No. 2 BOSTON CELTICS (55-27) vs. No. 3 PHILADELPHIA 76ERS (52-30)

• The Celtics and 76ers are meeting in the playoffs for the 20th time, the most postseason matchups for two opponents in NBA history. Boston holds a 12-7 advantage in 19 series and a 54-46 edge in 100 playoff games. The Celtics won the most recent meeting, a seven-game victory in the 2012 Eastern Conference Semifinals.    

• This year marks the 50th anniversary of the classic 1968 Eastern Division Finals (the Conference Finals round) between the Celtics and 76ers. With Bill Russell serving as Boston’s player/coach against longtime rival Wilt Chamberlain and Philadelphia, the Celtics became the first team in NBA history to rally from a 3-1 deficit to win a best-of-seven series. Boston went on to defeat the Lakers in the NBA Finals for its 10th NBA title.  

• Boston won the season series 3-1, including a 114-103 victory in NBA London Game 2018 on Jan. 11. In that game, the Celtics overcame a 22-point deficit. The teams haven’t met in more than two months.

• Philadelphia finished the regular season on a 16-game winning streak and defeated Miami 4-1 in the first round, giving the Sixers 20 victories in their last 21 games.

• The Celtics led the NBA in defensive rating this season and the 76ers ranked third. Boston is well stocked with long, aggressive defenders to throw at 6-10 rookie sensation Ben Simmons. In the first round, Simmons became the first rookie to average at least 18 points, 10 rebounds and nine assists in a playoff series.

• Philadelphia’s late-season acquisitions, Marco Belinelli (Italy) and Ersan Ilyasova (Turkey), have paid huge dividends. Belinelli, who won an NBA championship with San Antonio in 2014, averaged 16.6 points against the Heat in the first round. Ilyasova averaged 10.8 points and 9.2 rebounds, at first helping fill in for Joel Embiid and then complementing him after Embiid returned from injury for Game 3.

• Boston’s Jaylen Brown made a big leap in his second season, finishing second on the team in scoring and shooting nearly 40 percent from three-point range. The conventional wisdom on Brown coming out of college was that his offense would have to catch up to his defense and athleticism, but he has proved to be a quick study. Brown averaged 20.5 points in the first six games of the first round against Milwaukee before injuring his hamstring early in Game 7. He is considered doubtful for Game 1 against the 76ers.

• Celtics President Danny Ainge and 76ers President Bryan Colangelo are longtime friends who worked together with the Phoenix Suns. In one of Colangelo’s first major decisions as GM, he hired Ainge as head coach, in 1996. Last year, the two former NBA Basketball Executives of the Year pulled off a trade that sent the No. 1 pick (which became Markelle Fultz) in the 2017 NBA Draft to Philadelphia in exchange for the No. 3 pick (which became Jayson Tatum) and a future first-round pick.

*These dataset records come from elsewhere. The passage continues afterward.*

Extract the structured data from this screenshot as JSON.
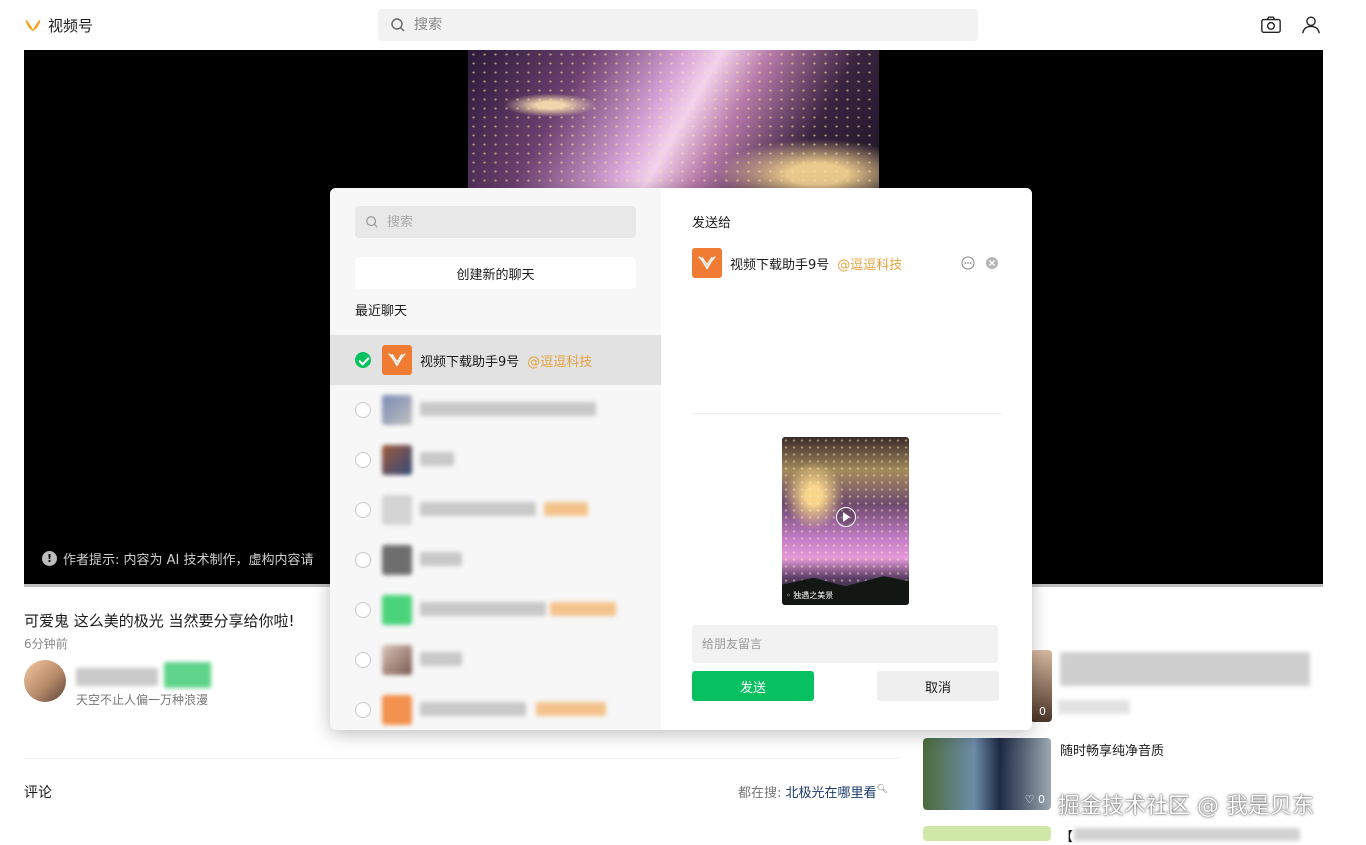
{
  "header": {
    "logo_text": "视频号",
    "search_placeholder": "搜索"
  },
  "video": {
    "ai_hint": "作者提示: 内容为 AI 技术制作，虚构内容请"
  },
  "post": {
    "title": "可爱鬼 这么美的极光 当然要分享给你啦!",
    "time": "6分钟前",
    "author_desc": "天空不止人偏一万种浪漫"
  },
  "comments": {
    "label": "评论",
    "trending_prefix": "都在搜:",
    "trending_keyword": "北极光在哪里看"
  },
  "recommendations": [
    {
      "title": "",
      "likes": "0"
    },
    {
      "title": "随时畅享纯净音质",
      "likes": "0"
    },
    {
      "title": "【"
    }
  ],
  "watermark": "掘金技术社区 @ 我是贝东",
  "share_modal": {
    "search_placeholder": "搜索",
    "new_chat_label": "创建新的聊天",
    "recent_label": "最近聊天",
    "chats": [
      {
        "name": "视频下载助手9号",
        "org": "@逗逗科技",
        "selected": true
      },
      {
        "name": "",
        "org": "",
        "selected": false
      },
      {
        "name": "",
        "org": "",
        "selected": false
      },
      {
        "name": "",
        "org": "",
        "selected": false
      },
      {
        "name": "",
        "org": "",
        "selected": false
      },
      {
        "name": "",
        "org": "",
        "selected": false
      },
      {
        "name": "",
        "org": "",
        "selected": false
      },
      {
        "name": "",
        "org": "",
        "selected": false
      }
    ],
    "send_to_label": "发送给",
    "target": {
      "name": "视频下载助手9号",
      "org": "@逗逗科技"
    },
    "preview_tag": "独遇之美景",
    "message_placeholder": "给朋友留言",
    "send_label": "发送",
    "cancel_label": "取消"
  },
  "colors": {
    "accent_green": "#07c160",
    "brand_orange": "#f07c33",
    "org_text": "#e6a23c"
  }
}
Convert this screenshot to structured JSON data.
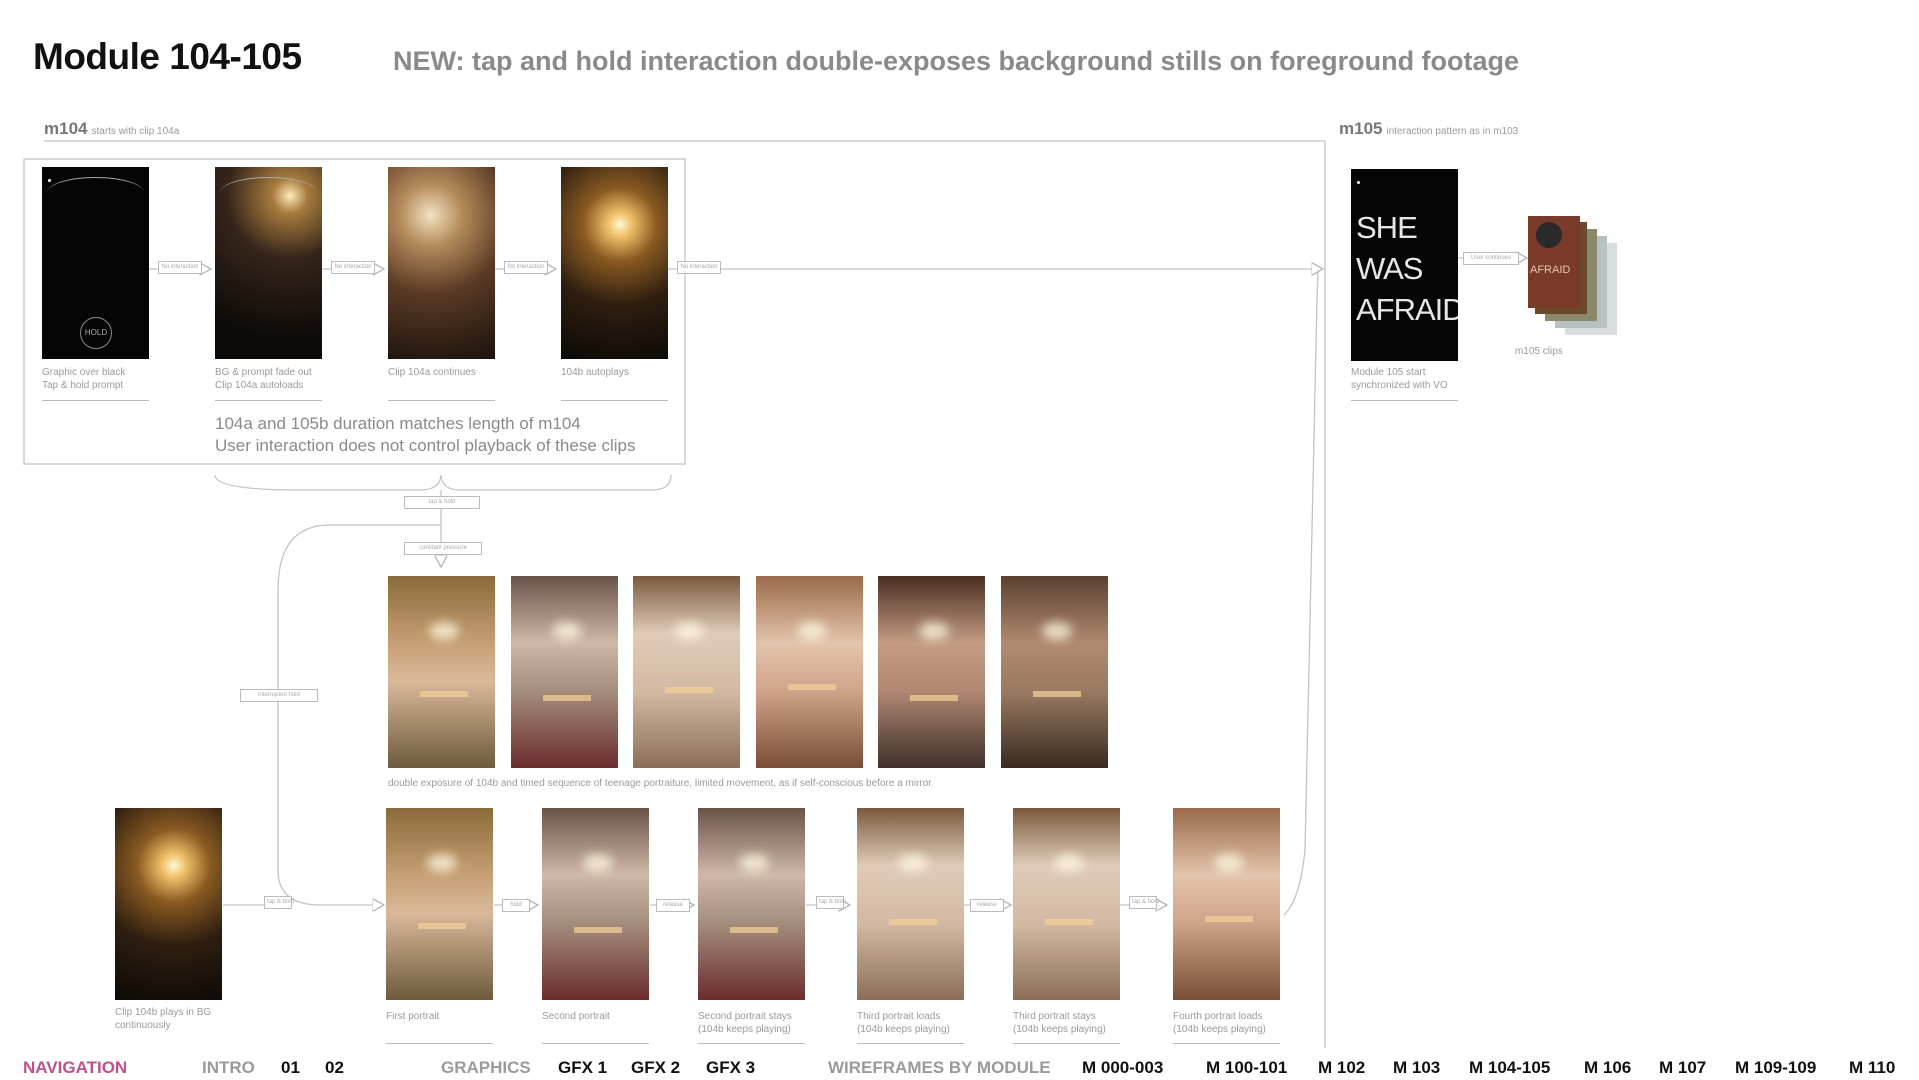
{
  "header": {
    "title": "Module 104-105",
    "subtitle": "NEW: tap and hold interaction double-exposes background stills on foreground footage"
  },
  "sections": {
    "m104": {
      "label": "m104",
      "note": "starts with clip 104a"
    },
    "m105": {
      "label": "m105",
      "note": "interaction pattern as in m103"
    }
  },
  "m104_row": [
    {
      "caption_line1": "Graphic over black",
      "caption_line2": "Tap & hold prompt",
      "hold_label": "HOLD"
    },
    {
      "caption_line1": "BG & prompt fade out",
      "caption_line2": "Clip 104a autoloads"
    },
    {
      "caption_line1": "Clip 104a continues",
      "caption_line2": ""
    },
    {
      "caption_line1": "104b autoplays",
      "caption_line2": ""
    }
  ],
  "m104_note": {
    "line1": "104a and 105b duration matches length of m104",
    "line2": "User interaction does not control playback of these clips"
  },
  "m105": {
    "she_text": [
      "SHE",
      "WAS",
      "AFRAID"
    ],
    "stack_text": "AFRAID",
    "caption_line1": "Module 105 start",
    "caption_line2": "synchronized with VO",
    "clips_caption": "m105 clips"
  },
  "stills_caption": "double exposure of 104b and timed sequence of teenage portraiture, limited movement, as if self-conscious before a mirror",
  "bottom_row": [
    {
      "caption_line1": "Clip 104b plays in BG",
      "caption_line2": "continuously"
    },
    {
      "caption_line1": "First portrait",
      "caption_line2": ""
    },
    {
      "caption_line1": "Second portrait",
      "caption_line2": ""
    },
    {
      "caption_line1": "Second portrait stays",
      "caption_line2": "(104b keeps playing)"
    },
    {
      "caption_line1": "Third portrait loads",
      "caption_line2": "(104b keeps playing)"
    },
    {
      "caption_line1": "Third portrait stays",
      "caption_line2": "(104b keeps playing)"
    },
    {
      "caption_line1": "Fourth portrait loads",
      "caption_line2": "(104b keeps playing)"
    }
  ],
  "connector_tags": {
    "no_interaction": "No interaction",
    "user_continues": "User continues",
    "tap_hold": "tap & hold",
    "constant_pressure": "constant pressure",
    "interrupted_hold": "interrupted hold",
    "tap_and_hold": "tap & hold",
    "hold": "hold",
    "release": "release"
  },
  "navigation": {
    "heading": "NAVIGATION",
    "intro": {
      "label": "INTRO",
      "links": [
        "01",
        "02"
      ]
    },
    "graphics": {
      "label": "GRAPHICS",
      "links": [
        "GFX 1",
        "GFX 2",
        "GFX 3"
      ]
    },
    "wireframes": {
      "label": "WIREFRAMES BY MODULE",
      "links": [
        "M 000-003",
        "M 100-101",
        "M 102",
        "M 103",
        "M 104-105",
        "M 106",
        "M 107",
        "M 109-109",
        "M 110"
      ]
    }
  },
  "colors": {
    "nav_heading": "#c0508a",
    "connector": "#b5b5b5",
    "muted_text": "#9a9a9a"
  }
}
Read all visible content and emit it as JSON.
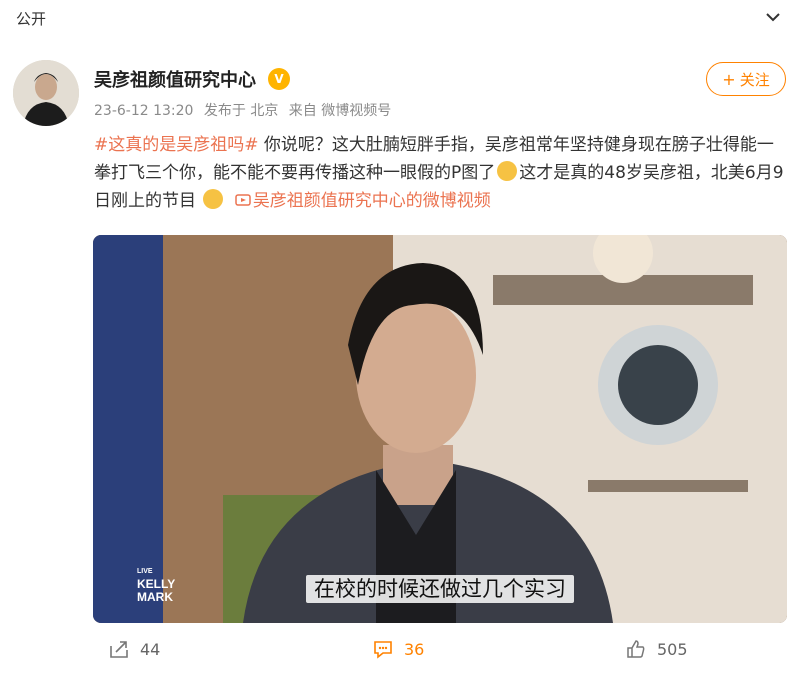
{
  "header": {
    "visibility": "公开"
  },
  "author": {
    "name": "吴彦祖颜值研究中心",
    "date": "23-6-12 13:20",
    "published_from": "发布于 北京",
    "source": "来自 微博视频号",
    "follow_label": "关注"
  },
  "post": {
    "hashtag": "#这真的是吴彦祖吗#",
    "text_part1": " 你说呢？这大肚腩短胖手指，吴彦祖常年坚持健身现在膀子壮得能一拳打飞三个你，能不能不要再传播这种一眼假的P图了",
    "text_part2": "这才是真的48岁吴彦祖，北美6月9日刚上的节目",
    "video_link": "吴彦祖颜值研究中心的微博视频"
  },
  "video": {
    "subtitle": "在校的时候还做过几个实习",
    "logo_live": "LIVE",
    "logo_line1": "KELLY",
    "logo_line2": "MARK"
  },
  "actions": {
    "shares": "44",
    "comments": "36",
    "likes": "505"
  },
  "colors": {
    "accent": "#ff8200",
    "link": "#eb7350"
  }
}
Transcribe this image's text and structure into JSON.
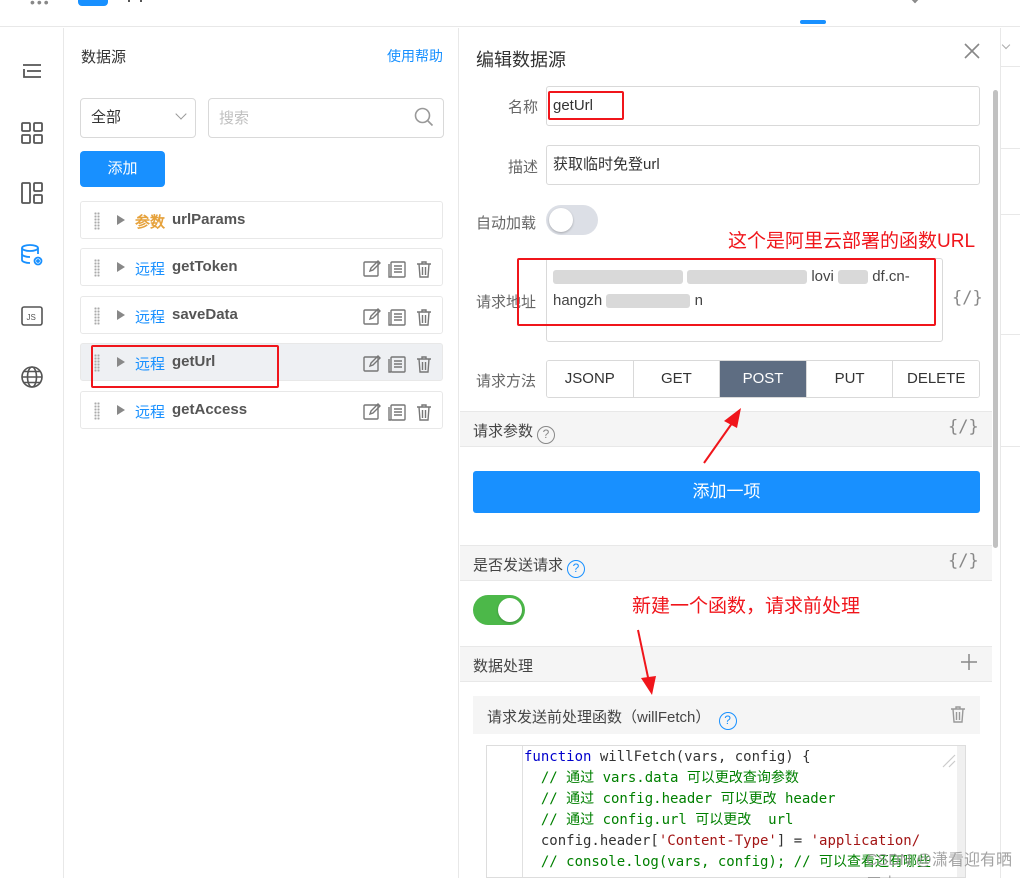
{
  "datasource_panel": {
    "title": "数据源",
    "help_link": "使用帮助",
    "filter_select": "全部",
    "search_placeholder": "搜索",
    "add_button": "添加",
    "items": [
      {
        "type": "参数",
        "name": "urlParams"
      },
      {
        "type": "远程",
        "name": "getToken"
      },
      {
        "type": "远程",
        "name": "saveData"
      },
      {
        "type": "远程",
        "name": "getUrl"
      },
      {
        "type": "远程",
        "name": "getAccess"
      }
    ]
  },
  "editor": {
    "title": "编辑数据源",
    "name_label": "名称",
    "name_value": "getUrl",
    "desc_label": "描述",
    "desc_value": "获取临时免登url",
    "autoload_label": "自动加载",
    "autoload_on": false,
    "url_label": "请求地址",
    "url_visible_1": "lovi",
    "url_visible_2": "df.cn-",
    "url_visible_3": "hangzh",
    "url_visible_4": "n",
    "expr_icon": "{/}",
    "method_label": "请求方法",
    "methods": [
      "JSONP",
      "GET",
      "POST",
      "PUT",
      "DELETE"
    ],
    "selected_method": "POST",
    "params_label": "请求参数",
    "add_item_button": "添加一项",
    "send_label": "是否发送请求",
    "send_on": true,
    "data_processing_label": "数据处理",
    "will_fetch_label": "请求发送前处理函数（willFetch）",
    "code": {
      "l1_kw": "function",
      "l1_rest": " willFetch(vars, config) {",
      "l2": "  // 通过 vars.data 可以更改查询参数",
      "l3": "  // 通过 config.header 可以更改 header",
      "l4": "  // 通过 config.url 可以更改  url",
      "l5_a": "  config.header[",
      "l5_str1": "'Content-Type'",
      "l5_b": "] = ",
      "l5_str2": "'application/",
      "l6": "  // console.log(vars, config); // 可以查看还有哪些"
    }
  },
  "annotations": {
    "url_note": "这个是阿里云部署的函数URL",
    "fn_note": "新建一个函数，请求前处理"
  },
  "watermark": "CSDN @潇看迎有晒三少",
  "colors": {
    "primary": "#1890ff",
    "annotation_red": "#f0151b",
    "toggle_on": "#4cb849",
    "method_active": "#5e6d82",
    "param_orange": "#e6a23c"
  }
}
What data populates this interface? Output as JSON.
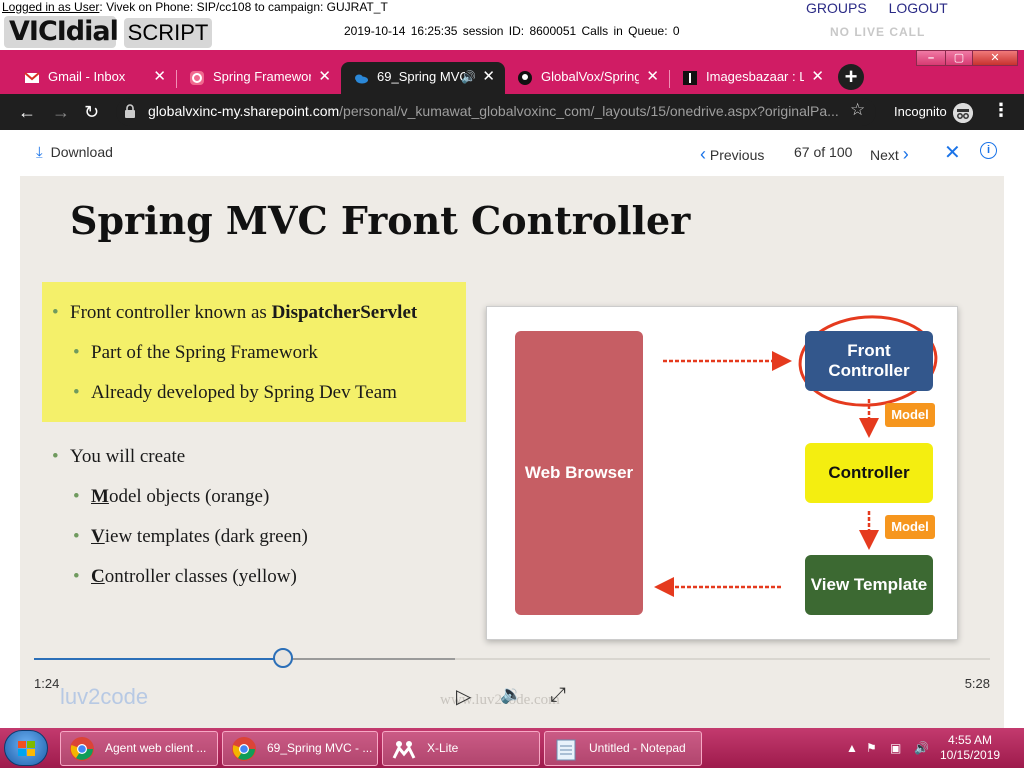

• Boston finished the first round starting two rookies (Jayson Tatum and Semi Ojeleye), a second-year player (Jaylen Brown) and a third-year player (Terry Rozier) to go with 11-year veteran Al Horford. That the young players look so precocious speaks in part to Danny Ainge’s personnel evaluation and Brad Stevens’ coaching.

• Boston’s Marcus Morris is a Philadelphia native. In addition to his production on the court, Morris has mentored rookie Jayson Tatum and become an emotional leader in his first season with the Celtics.

• JJ Redick turned heads last summer when he signed with the 76ers. With Redick coming off four straight playoff appearances with the Clippers, many assumed he would sign with a contender. As it turns out, the veteran sharpshooter did. Redick averaged a career-best 17.1 points and earned raves for his leadership.  

• Sixers coach Brett Brown is a native New Englander (born in Maine) who played for Rick Pitino at Boston University. Brown spent one season as a graduate assistant at BU.

• Brett Brown coached the Celtics’ Aron Baynes with the Australian national team and was instrumental in getting the rugged big man his first NBA shot, with San Antonio, in 2013. Baynes started 67 games for the Celtics during the regular season. He’ll play a key role in this series trying to slow down Joel Embiid.